Naysayers, be off with you: Oracle Cloud does indeed have takers, and one of them is Brent Council, a local authority that forms one of London’s 32 boroughs.
The council’s Oracle E-Business Suite is currently hosted in-house and is no longer a supported version; as a result the council has allocated £1.4 million for a Systems Integrator to help it move to Oracle’s Cloud within 18 months.
Brent Council had joined the OneOracle project in 2012; a joint licensing agreement with seven London boroughs that ended in 2018. The council brought the software platform back in-house and has since hosted it on-premises. And it’s making a leap that many are pondering.
In a contract notice Brent Council says it “wishes to establish a programme that will include the provision of SI support to migrate from existing finance, procurement and HR/Payroll systems to a single Oracle Cloud solution.”

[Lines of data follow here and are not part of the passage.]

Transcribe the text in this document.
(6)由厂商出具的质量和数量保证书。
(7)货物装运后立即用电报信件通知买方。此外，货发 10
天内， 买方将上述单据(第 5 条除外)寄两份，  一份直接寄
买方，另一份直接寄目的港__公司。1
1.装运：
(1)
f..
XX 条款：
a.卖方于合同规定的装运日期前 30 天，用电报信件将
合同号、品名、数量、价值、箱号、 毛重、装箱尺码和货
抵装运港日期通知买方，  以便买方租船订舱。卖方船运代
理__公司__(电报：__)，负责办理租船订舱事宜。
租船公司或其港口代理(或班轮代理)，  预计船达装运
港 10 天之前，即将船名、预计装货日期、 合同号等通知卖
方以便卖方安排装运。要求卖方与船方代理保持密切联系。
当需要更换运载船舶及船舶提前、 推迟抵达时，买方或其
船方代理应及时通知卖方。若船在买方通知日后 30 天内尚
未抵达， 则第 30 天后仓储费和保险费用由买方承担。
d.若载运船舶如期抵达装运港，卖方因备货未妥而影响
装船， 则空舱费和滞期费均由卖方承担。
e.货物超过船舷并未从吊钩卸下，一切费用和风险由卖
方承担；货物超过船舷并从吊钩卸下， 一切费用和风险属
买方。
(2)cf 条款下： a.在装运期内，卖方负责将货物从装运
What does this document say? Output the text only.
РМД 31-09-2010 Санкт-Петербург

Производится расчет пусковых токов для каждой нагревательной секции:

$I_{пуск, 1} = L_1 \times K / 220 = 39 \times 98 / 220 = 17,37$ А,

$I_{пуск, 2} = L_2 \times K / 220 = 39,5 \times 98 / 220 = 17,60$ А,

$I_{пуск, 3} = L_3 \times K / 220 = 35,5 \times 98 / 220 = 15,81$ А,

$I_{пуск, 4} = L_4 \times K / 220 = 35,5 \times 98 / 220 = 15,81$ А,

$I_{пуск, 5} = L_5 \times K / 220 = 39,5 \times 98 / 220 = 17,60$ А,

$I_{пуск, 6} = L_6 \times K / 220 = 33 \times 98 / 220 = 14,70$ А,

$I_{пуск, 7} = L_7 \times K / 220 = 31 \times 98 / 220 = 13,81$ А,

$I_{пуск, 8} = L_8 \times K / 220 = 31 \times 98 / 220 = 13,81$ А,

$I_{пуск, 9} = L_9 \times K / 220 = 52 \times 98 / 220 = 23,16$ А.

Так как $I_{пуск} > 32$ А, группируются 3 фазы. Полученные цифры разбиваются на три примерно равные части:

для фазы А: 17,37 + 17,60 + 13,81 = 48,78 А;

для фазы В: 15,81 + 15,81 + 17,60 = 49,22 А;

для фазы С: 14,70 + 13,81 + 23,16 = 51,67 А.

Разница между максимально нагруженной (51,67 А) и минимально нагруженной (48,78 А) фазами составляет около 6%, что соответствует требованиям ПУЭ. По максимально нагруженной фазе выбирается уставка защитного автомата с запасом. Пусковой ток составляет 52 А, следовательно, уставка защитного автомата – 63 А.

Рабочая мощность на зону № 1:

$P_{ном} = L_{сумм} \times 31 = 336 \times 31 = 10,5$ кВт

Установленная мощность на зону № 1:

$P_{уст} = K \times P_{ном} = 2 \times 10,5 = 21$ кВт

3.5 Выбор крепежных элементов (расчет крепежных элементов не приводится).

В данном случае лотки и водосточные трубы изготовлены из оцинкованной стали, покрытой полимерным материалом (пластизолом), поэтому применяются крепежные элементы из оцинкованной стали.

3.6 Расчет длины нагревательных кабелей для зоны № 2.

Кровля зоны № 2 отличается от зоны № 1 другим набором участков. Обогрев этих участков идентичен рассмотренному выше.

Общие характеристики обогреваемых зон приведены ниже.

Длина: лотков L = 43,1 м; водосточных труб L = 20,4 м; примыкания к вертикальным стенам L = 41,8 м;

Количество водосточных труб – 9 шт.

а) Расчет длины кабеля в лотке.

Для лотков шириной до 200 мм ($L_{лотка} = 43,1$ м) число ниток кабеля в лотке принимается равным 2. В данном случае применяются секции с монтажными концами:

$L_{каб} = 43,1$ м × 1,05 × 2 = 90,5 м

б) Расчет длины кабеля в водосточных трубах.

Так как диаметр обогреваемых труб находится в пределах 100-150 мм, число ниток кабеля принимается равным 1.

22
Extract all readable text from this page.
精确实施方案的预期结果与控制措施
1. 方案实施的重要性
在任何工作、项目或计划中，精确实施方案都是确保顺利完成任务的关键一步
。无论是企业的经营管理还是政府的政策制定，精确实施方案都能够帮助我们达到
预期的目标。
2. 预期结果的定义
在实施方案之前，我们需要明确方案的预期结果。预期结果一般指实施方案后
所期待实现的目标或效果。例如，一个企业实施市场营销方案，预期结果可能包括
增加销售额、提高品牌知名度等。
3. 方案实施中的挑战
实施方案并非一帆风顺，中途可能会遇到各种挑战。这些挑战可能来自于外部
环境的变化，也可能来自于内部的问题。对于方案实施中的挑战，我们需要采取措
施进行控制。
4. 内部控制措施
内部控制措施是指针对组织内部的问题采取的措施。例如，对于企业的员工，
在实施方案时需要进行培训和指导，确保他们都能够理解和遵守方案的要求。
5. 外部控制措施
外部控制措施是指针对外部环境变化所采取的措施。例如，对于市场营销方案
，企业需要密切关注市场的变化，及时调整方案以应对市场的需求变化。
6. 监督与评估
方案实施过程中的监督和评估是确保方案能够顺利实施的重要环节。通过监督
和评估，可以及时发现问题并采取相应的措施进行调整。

The Council wants the new system in place and operational by July 2021, it also wants this to be done by a single supplier. The latest start date is the 20 of April this year and the budget for the project is “up to £1.4 million.”
The successful candidate will be able to “demonstrate experience in designing, configuring and migrating to the new Oracle Cloud for Finance, Procurement, HR and Payroll within the public sector from an existing EBS R12 solution.”
The council notes that its current system is limited as a lot of the approval processes still remain off-system, such as bank reconciliations; AP processing and AR debt recovery. Moving to the cloud they hope to bring these services online, as well as migrating the existing finance, procurement and payroll systems to Oracle’s cloud infrastructure.
In findings contested by Oracle, Rimini Street claimed: “Oracle customers are seeing a disconnect between the realities of running IT environments day to day and the ever-increasing demands for their business teams to roll out game-changing innovation.
“While the executive team lays out priorities for fueling growth and improving competitive advantage, IT is all too often committed to a vendor technology stack and roadmap that ties up their people, funds and processes.”
It added: “Oracle’s proposed fix for these problems is to migrate customers to the Oracle Cloud. However, according to our research, most licensee respondents are either not choosing to migrate to the cloud at all, or they are migrating but not choosing Oracle Cloud. Reasons cited include cost, business disruption and lack of a business case.”